Mr. Rasbury joined the Primitive Baptist church the first Sunday in August, 1908 and lived a Christian life. He had a wide circle of friends and was a man that was devoted to his family and was loved by all who knew him. So he leaves a host of friends as well as relatives to mourn his loss.

Funeral services were conducted at the home by Elder J.A. Pope and M. Saunders of Dickson, and burial was in the family cemetery at Salem.

Gladys Prince
Submitted by
Brenda Holden
From The Noblesville Ledger
12 Jan 2008, Noblesville, Indiana

Noblesville - Gladys Prince

Prince 91, of Noblesville died Thursday Jan. 10 2008, at Riverview Hospital in Noblesville. Mrs. Prince worked in Laundry at Riverview Hospital.

She was born Dec. 31, 1916 in Wayne County Tenn, the daughter of Pink and Lula (Bromley} Linville.

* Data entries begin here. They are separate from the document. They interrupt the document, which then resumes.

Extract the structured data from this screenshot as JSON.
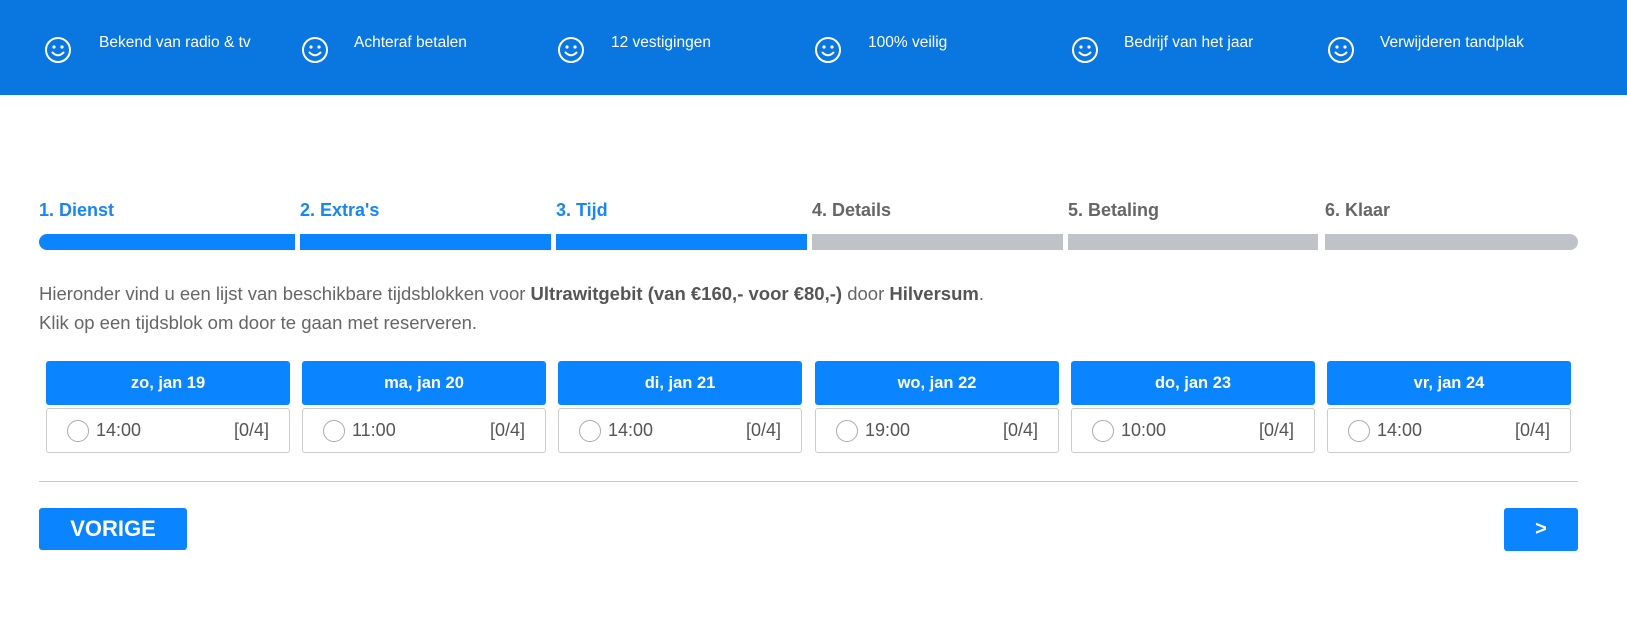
{
  "usps": [
    {
      "icon": "smiley-icon",
      "text": "Bekend van radio & tv"
    },
    {
      "icon": "smiley-icon",
      "text": "Achteraf betalen"
    },
    {
      "icon": "smiley-icon",
      "text": "12 vestigingen"
    },
    {
      "icon": "smiley-icon",
      "text": "100% veilig"
    },
    {
      "icon": "smiley-icon",
      "text": "Bedrijf van het jaar"
    },
    {
      "icon": "smiley-icon",
      "text": "Verwijderen tandplak"
    }
  ],
  "steps": [
    {
      "label": "1. Dienst",
      "state": "done"
    },
    {
      "label": "2. Extra's",
      "state": "done"
    },
    {
      "label": "3. Tijd",
      "state": "current"
    },
    {
      "label": "4. Details",
      "state": "todo"
    },
    {
      "label": "5. Betaling",
      "state": "todo"
    },
    {
      "label": "6. Klaar",
      "state": "todo"
    }
  ],
  "intro": {
    "prefix": "Hieronder vind u een lijst van beschikbare tijdsblokken voor ",
    "service": "Ultrawitgebit (van €160,- voor €80,-)",
    "middle": " door ",
    "location": "Hilversum",
    "suffix": ".",
    "line2": "Klik op een tijdsblok om door te gaan met reserveren."
  },
  "days": [
    {
      "date": "zo, jan 19",
      "time": "14:00",
      "capacity": "[0/4]"
    },
    {
      "date": "ma, jan 20",
      "time": "11:00",
      "capacity": "[0/4]"
    },
    {
      "date": "di, jan 21",
      "time": "14:00",
      "capacity": "[0/4]"
    },
    {
      "date": "wo, jan 22",
      "time": "19:00",
      "capacity": "[0/4]"
    },
    {
      "date": "do, jan 23",
      "time": "10:00",
      "capacity": "[0/4]"
    },
    {
      "date": "vr, jan 24",
      "time": "14:00",
      "capacity": "[0/4]"
    }
  ],
  "buttons": {
    "prev": "VORIGE",
    "next": ">"
  },
  "colors": {
    "topbar": "#0a77e0",
    "accent": "#0a84ff",
    "step_todo": "#bfc2c6"
  }
}
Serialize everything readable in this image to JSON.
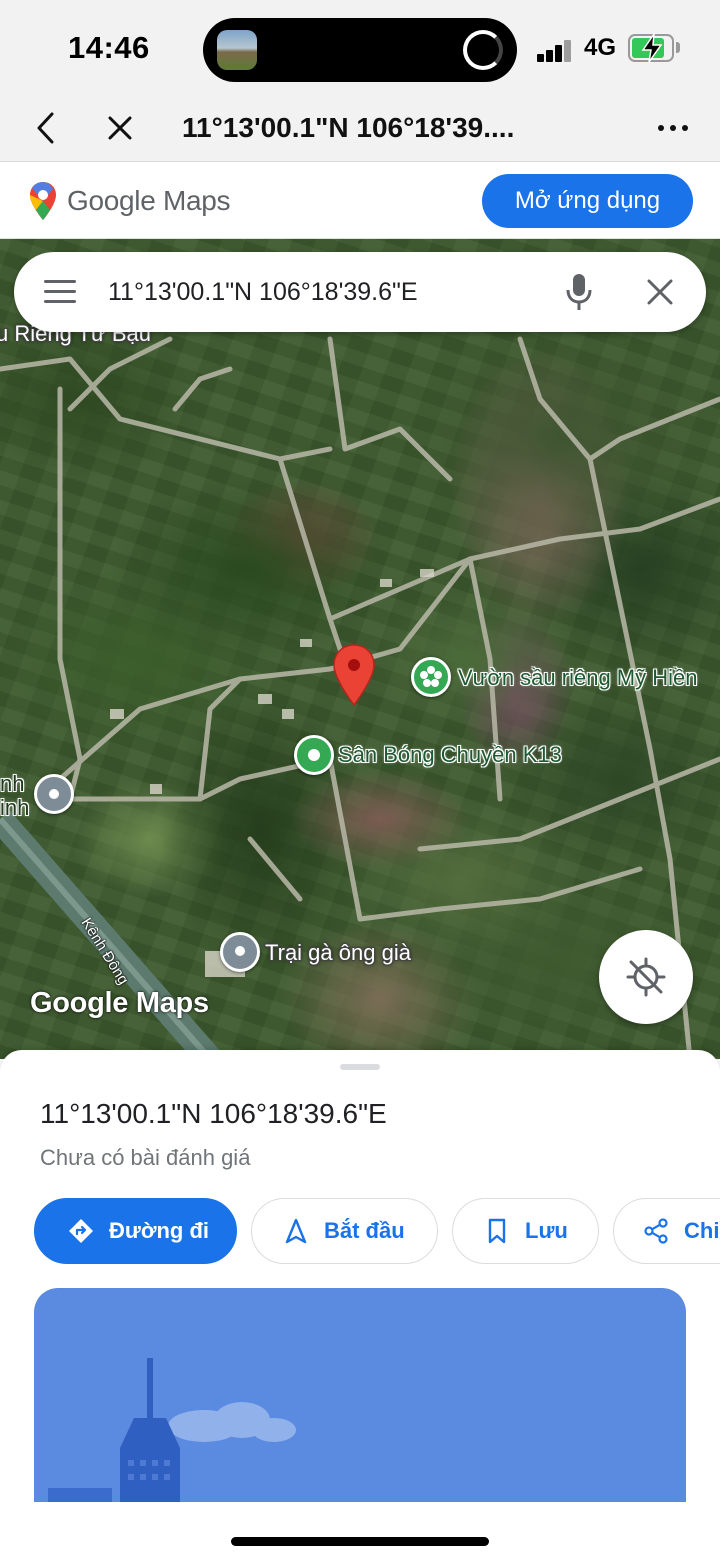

She was married to Clyde Prince who died in 1984.

She is survived by a son and a daughter-in-law, Fred and Sue Prince, six grandchildren Jim Prince, Brenda Holden, Darrell Prince, Ray Prince, Mark Prince, Lisa Nodine. two brothers, P W Linville and Hardison Linville, Several great-grandchildren, and great-greatgrandchildren.

In addition to her husband, she was preceded in deat by two grand children, Jerry Prince and Karen Siebert. Calling will be noon to 1:30 pm today at Randall and Roberts Funeral Home in Noblesville with servces immediately following. The Rev. Andrew Marshall will orriciate. Burial will be in Oaklawn Memorial Gardens in Fisher.